In spite of solid anatomical and physiological arguments and the promising results of Jannetta in the 1970s, treating essential hypertension by microvascular decompression (MVD) of the brainstem has not gained acceptance as a mainstream technique. The main reason has been a lack of established selection criteria. Because of this, the authors' attempts have been limited to patients referred for MVD for hemifacial spasm (HFS) who also had hypertension likely to be related to neurovascular compression (NVC).

METHODS

Of 201 patients referred for HFS, 48 (23.8%) had associated hypertension. All had high-resolution MR images that demonstrated NVC. All underwent MVD of the root exit/entry zone (REZ) of the ninth and tenth cranial nerves (CN IX-X) and adjacent ventrolateral medulla in addition to the CN VII REZ. Effects on hypertension, graded using the WHO classification, were studied up to the latest follow-up, which was 2–16 years from the time of surgery, 7 years on average.
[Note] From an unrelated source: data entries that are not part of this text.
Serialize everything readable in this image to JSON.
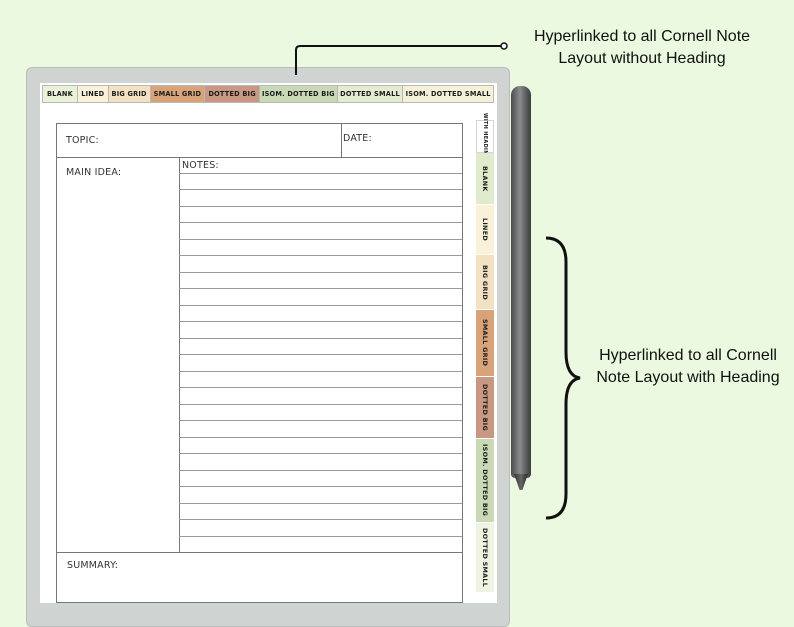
{
  "top_tabs": [
    {
      "label": "BLANK",
      "color": "#e9f1d8"
    },
    {
      "label": "LINED",
      "color": "#f9f2d9"
    },
    {
      "label": "BIG GRID",
      "color": "#f2e1c3"
    },
    {
      "label": "SMALL GRID",
      "color": "#d9a37a"
    },
    {
      "label": "DOTTED BIG",
      "color": "#c99882"
    },
    {
      "label": "ISOM. DOTTED BIG",
      "color": "#c9d9b5"
    },
    {
      "label": "DOTTED SMALL",
      "color": "#e1ecd0"
    },
    {
      "label": "ISOM. DOTTED SMALL",
      "color": "#f5f1d9"
    }
  ],
  "side_tabs": [
    {
      "label": "WITH HEADING",
      "color": "#ffffff"
    },
    {
      "label": "BLANK",
      "color": "#e0ebcd"
    },
    {
      "label": "LINED",
      "color": "#f9f2d9"
    },
    {
      "label": "BIG GRID",
      "color": "#f2e1c3"
    },
    {
      "label": "SMALL GRID",
      "color": "#d9a37a"
    },
    {
      "label": "DOTTED BIG",
      "color": "#c99882"
    },
    {
      "label": "ISOM. DOTTED BIG",
      "color": "#c9d9b5"
    },
    {
      "label": "DOTTED SMALL",
      "color": "#eef3e2"
    }
  ],
  "page": {
    "topic_label": "TOPIC:",
    "date_label": "DATE:",
    "main_idea_label": "MAIN IDEA:",
    "notes_label": "NOTES:",
    "summary_label": "SUMMARY:"
  },
  "annotations": {
    "top": "Hyperlinked to all Cornell Note Layout without Heading",
    "side": "Hyperlinked to all Cornell Note Layout with Heading"
  }
}
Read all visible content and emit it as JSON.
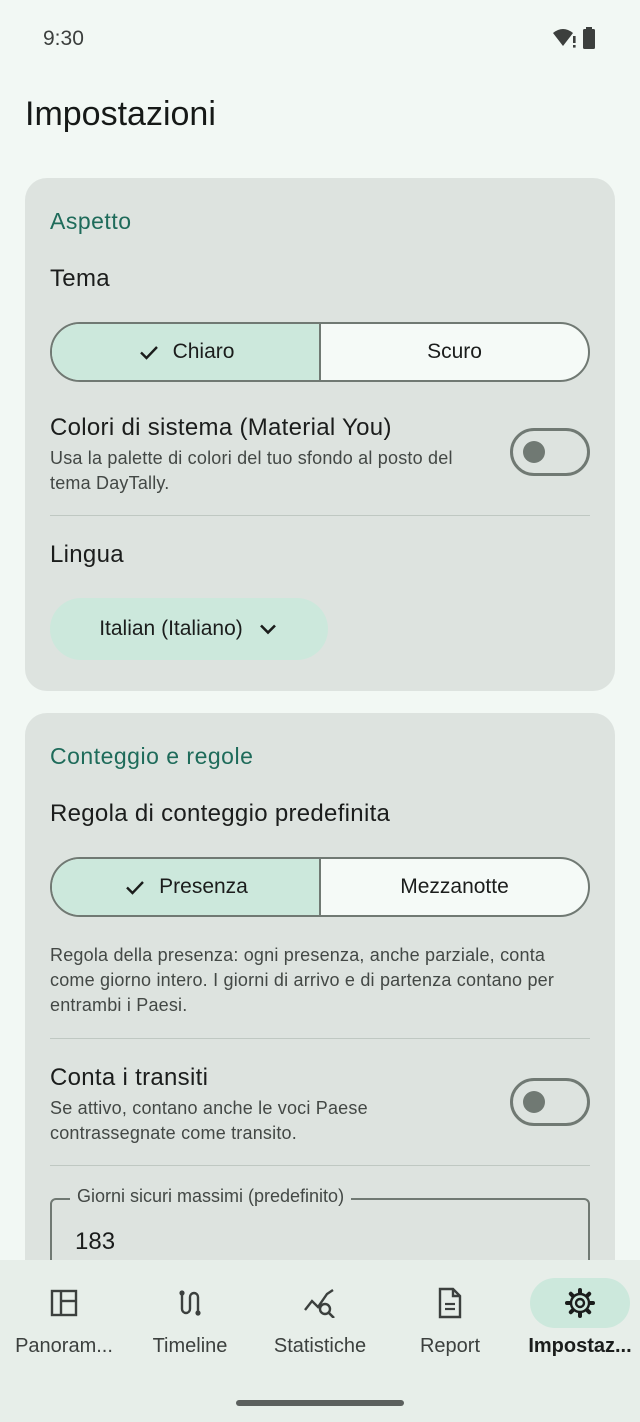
{
  "status": {
    "time": "9:30",
    "icons": [
      "wifi-alert-icon",
      "battery-icon"
    ]
  },
  "header": {
    "title": "Impostazioni"
  },
  "aspetto": {
    "section_title": "Aspetto",
    "theme_label": "Tema",
    "theme_options": [
      {
        "label": "Chiaro",
        "selected": true
      },
      {
        "label": "Scuro",
        "selected": false
      }
    ],
    "dynamic_colors": {
      "title": "Colori di sistema (Material You)",
      "description": "Usa la palette di colori del tuo sfondo al posto del tema DayTally.",
      "enabled": false
    },
    "language_label": "Lingua",
    "language_value": "Italian (Italiano)"
  },
  "conteggio": {
    "section_title": "Conteggio e regole",
    "rule_label": "Regola di conteggio predefinita",
    "rule_options": [
      {
        "label": "Presenza",
        "selected": true
      },
      {
        "label": "Mezzanotte",
        "selected": false
      }
    ],
    "rule_description": "Regola della presenza: ogni presenza, anche parziale, conta come giorno intero. I giorni di arrivo e di partenza contano per entrambi i Paesi.",
    "transit": {
      "title": "Conta i transiti",
      "description": "Se attivo, contano anche le voci Paese contrassegnate come transito.",
      "enabled": false
    },
    "max_days": {
      "label": "Giorni sicuri massimi (predefinito)",
      "value": "183"
    }
  },
  "nav": [
    {
      "label": "Panoram...",
      "icon": "dashboard-icon",
      "active": false
    },
    {
      "label": "Timeline",
      "icon": "timeline-icon",
      "active": false
    },
    {
      "label": "Statistiche",
      "icon": "stats-icon",
      "active": false
    },
    {
      "label": "Report",
      "icon": "report-icon",
      "active": false
    },
    {
      "label": "Impostaz...",
      "icon": "settings-icon",
      "active": true
    }
  ],
  "colors": {
    "accent": "#1e6b5a",
    "selected_bg": "#cce8dc",
    "card_bg": "#dde3df",
    "page_bg": "#f2f8f4"
  }
}
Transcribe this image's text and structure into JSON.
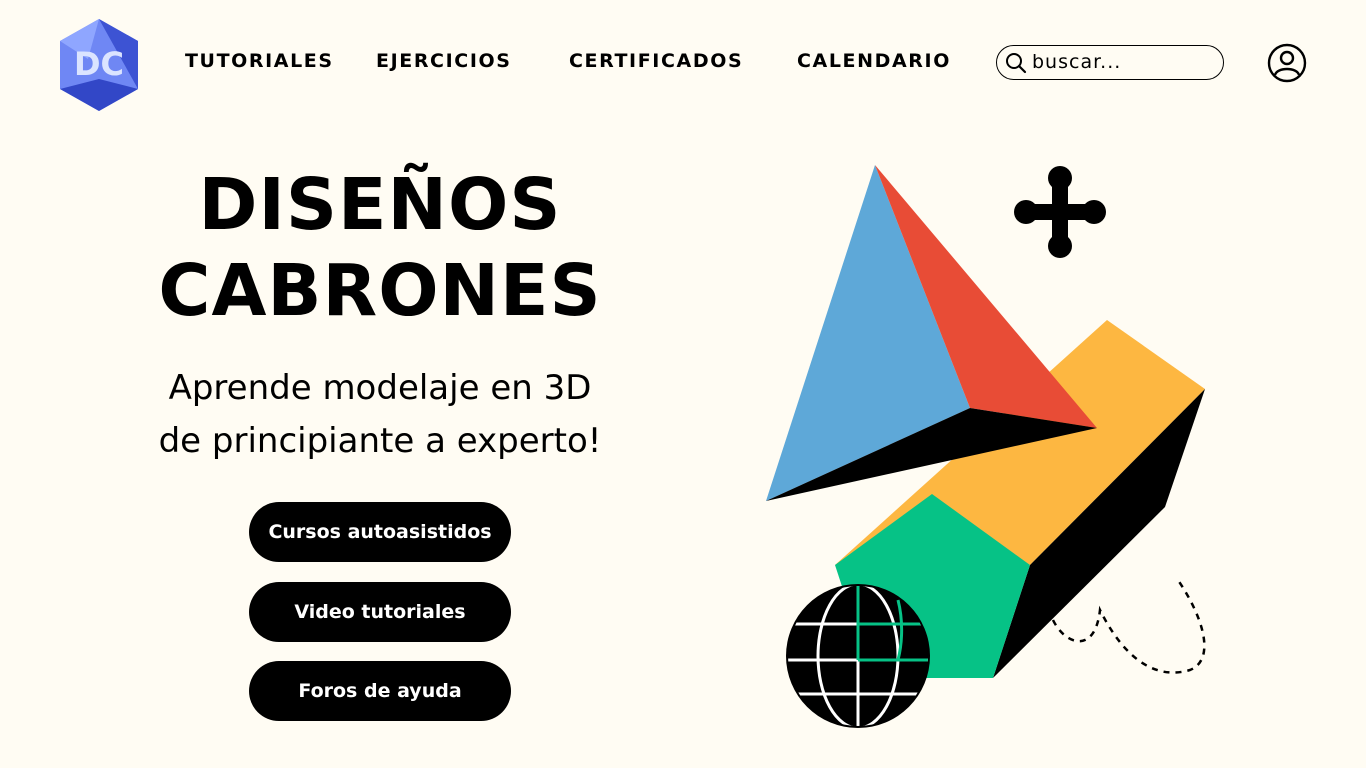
{
  "logo": {
    "text": "DC",
    "icon": "hexagon-logo",
    "color_light": "#8fa6ff",
    "color_dark": "#3247c7"
  },
  "nav": {
    "items": [
      {
        "label": "TUTORIALES"
      },
      {
        "label": "EJERCICIOS"
      },
      {
        "label": "CERTIFICADOS"
      },
      {
        "label": "CALENDARIO"
      }
    ]
  },
  "search": {
    "placeholder": "buscar...",
    "value": "",
    "icon": "search-icon"
  },
  "user": {
    "icon": "user-account-icon"
  },
  "hero": {
    "title_line1": "DISEÑOS",
    "title_line2": "CABRONES",
    "subtitle_line1": "Aprende modelaje en 3D",
    "subtitle_line2": "de principiante a experto!"
  },
  "buttons": {
    "self_paced": "Cursos autoasistidos",
    "video_tutorials": "Video tutoriales",
    "help_forums": "Foros de ayuda"
  },
  "colors": {
    "background": "#fffcf3",
    "blue": "#5ea8d8",
    "red": "#e84c36",
    "yellow": "#fdb741",
    "green": "#06c286",
    "black": "#000000"
  }
}
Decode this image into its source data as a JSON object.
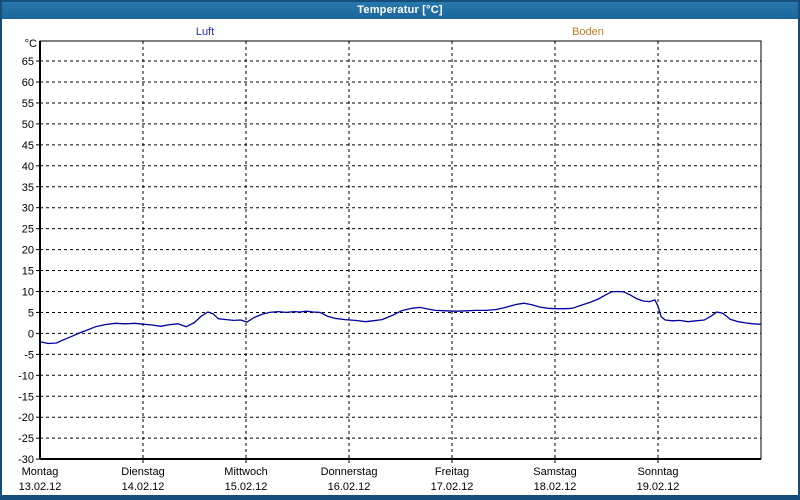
{
  "window": {
    "title": "Temperatur [°C]"
  },
  "legend": [
    {
      "label": "Luft",
      "color": "#2a2ad0"
    },
    {
      "label": "Boden",
      "color": "#bd7b25"
    }
  ],
  "axis": {
    "unit_label": "°C"
  },
  "chart_data": {
    "type": "line",
    "title": "Temperatur [°C]",
    "ylabel": "°C",
    "ylim": [
      -30,
      70
    ],
    "grid": true,
    "legend_position": "top",
    "y_ticks": [
      65,
      60,
      55,
      50,
      45,
      40,
      35,
      30,
      25,
      20,
      15,
      10,
      5,
      0,
      -5,
      -10,
      -15,
      -20,
      -25,
      -30
    ],
    "x_categories": [
      {
        "name": "Montag",
        "date": "13.02.12"
      },
      {
        "name": "Dienstag",
        "date": "14.02.12"
      },
      {
        "name": "Mittwoch",
        "date": "15.02.12"
      },
      {
        "name": "Donnerstag",
        "date": "16.02.12"
      },
      {
        "name": "Freitag",
        "date": "17.02.12"
      },
      {
        "name": "Samstag",
        "date": "18.02.12"
      },
      {
        "name": "Sonntag",
        "date": "19.02.12"
      }
    ],
    "series": [
      {
        "name": "Luft",
        "color": "#0000a0",
        "points": [
          [
            0.0,
            -2.0
          ],
          [
            0.08,
            -2.4
          ],
          [
            0.16,
            -2.3
          ],
          [
            0.23,
            -1.5
          ],
          [
            0.31,
            -0.7
          ],
          [
            0.39,
            0.2
          ],
          [
            0.47,
            0.9
          ],
          [
            0.54,
            1.6
          ],
          [
            0.63,
            2.1
          ],
          [
            0.73,
            2.4
          ],
          [
            0.83,
            2.3
          ],
          [
            0.92,
            2.4
          ],
          [
            1.0,
            2.2
          ],
          [
            1.09,
            2.0
          ],
          [
            1.17,
            1.7
          ],
          [
            1.26,
            2.1
          ],
          [
            1.34,
            2.3
          ],
          [
            1.42,
            1.6
          ],
          [
            1.5,
            2.6
          ],
          [
            1.56,
            4.0
          ],
          [
            1.63,
            5.1
          ],
          [
            1.68,
            4.7
          ],
          [
            1.73,
            3.5
          ],
          [
            1.81,
            3.3
          ],
          [
            1.88,
            3.1
          ],
          [
            1.95,
            3.2
          ],
          [
            2.01,
            2.7
          ],
          [
            2.08,
            3.8
          ],
          [
            2.16,
            4.6
          ],
          [
            2.23,
            5.0
          ],
          [
            2.31,
            5.2
          ],
          [
            2.39,
            5.0
          ],
          [
            2.47,
            5.2
          ],
          [
            2.52,
            5.1
          ],
          [
            2.59,
            5.3
          ],
          [
            2.65,
            5.1
          ],
          [
            2.72,
            5.0
          ],
          [
            2.79,
            4.1
          ],
          [
            2.86,
            3.6
          ],
          [
            2.96,
            3.3
          ],
          [
            3.06,
            3.1
          ],
          [
            3.16,
            2.8
          ],
          [
            3.23,
            3.0
          ],
          [
            3.32,
            3.3
          ],
          [
            3.42,
            4.3
          ],
          [
            3.51,
            5.4
          ],
          [
            3.61,
            6.0
          ],
          [
            3.69,
            6.2
          ],
          [
            3.77,
            5.8
          ],
          [
            3.84,
            5.5
          ],
          [
            3.94,
            5.4
          ],
          [
            4.04,
            5.3
          ],
          [
            4.14,
            5.4
          ],
          [
            4.23,
            5.5
          ],
          [
            4.33,
            5.5
          ],
          [
            4.43,
            5.7
          ],
          [
            4.52,
            6.2
          ],
          [
            4.62,
            6.9
          ],
          [
            4.7,
            7.2
          ],
          [
            4.78,
            6.8
          ],
          [
            4.85,
            6.3
          ],
          [
            4.93,
            6.0
          ],
          [
            5.01,
            5.9
          ],
          [
            5.09,
            5.9
          ],
          [
            5.17,
            6.0
          ],
          [
            5.24,
            6.6
          ],
          [
            5.34,
            7.4
          ],
          [
            5.42,
            8.2
          ],
          [
            5.5,
            9.3
          ],
          [
            5.55,
            9.9
          ],
          [
            5.61,
            10.0
          ],
          [
            5.67,
            9.9
          ],
          [
            5.73,
            9.2
          ],
          [
            5.8,
            8.2
          ],
          [
            5.86,
            7.7
          ],
          [
            5.92,
            7.6
          ],
          [
            5.97,
            8.0
          ],
          [
            6.0,
            6.5
          ],
          [
            6.03,
            4.0
          ],
          [
            6.07,
            3.2
          ],
          [
            6.14,
            3.0
          ],
          [
            6.21,
            3.1
          ],
          [
            6.29,
            2.8
          ],
          [
            6.37,
            3.0
          ],
          [
            6.45,
            3.2
          ],
          [
            6.52,
            4.2
          ],
          [
            6.57,
            5.1
          ],
          [
            6.63,
            4.8
          ],
          [
            6.7,
            3.4
          ],
          [
            6.78,
            2.8
          ],
          [
            6.85,
            2.5
          ],
          [
            6.92,
            2.3
          ],
          [
            6.99,
            2.2
          ]
        ]
      }
    ]
  }
}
Also, effects of MVD on blood pressure (BP) according to the side of vascular compression were evaluated.

RESULTS

Preoperatively, hypertension was severe in all but 1 of the patients; in spite of medical treatment, 47 patients still had WHO Grade 1 or 2 hypertension, and 18 still had unstable BP. After MVD, at latest follow-up, BP had returned to normal (i.e., systolic pressure < 140 mm Hg) in 28 patients; 14 of these patients (29.10% of the whole series) were able to maintain normal BP without any antihypertensive treatment; the other 14 still required some medication to maintain their BP below 140 mm Hg (p < 0.0001). Also, at latest follow-up, BP remained unstable in only 8 of the 18 patients with instability prior to MVD (p < 0.02). Analysis according to side of compression showed that of the 30 patients with left-sided compression, 17 had their BP normalized (without medication in 11 cases), and of the 18 patients with right-sided compression, 11 had their BP normalized (without medication in 3 cases). The difference between sides was not significant.

CONCLUSIONS

These results argue for considering MVD for the treatment of hypertension likely to be due to NVC at the CN IX-X REZ and adjacent ventrolateral medulla. Criteria for selecting patients with hypertension alone still need to be established and could include the following indications: apparently essential hypertension, likely to be neurogenic, in patients in whom high-resolution MRI shows clear-cut images of NVC at the CN IX-X REZ and adjacent ventrolateral medulla and in whom BP cannot be controlled by medical treatment.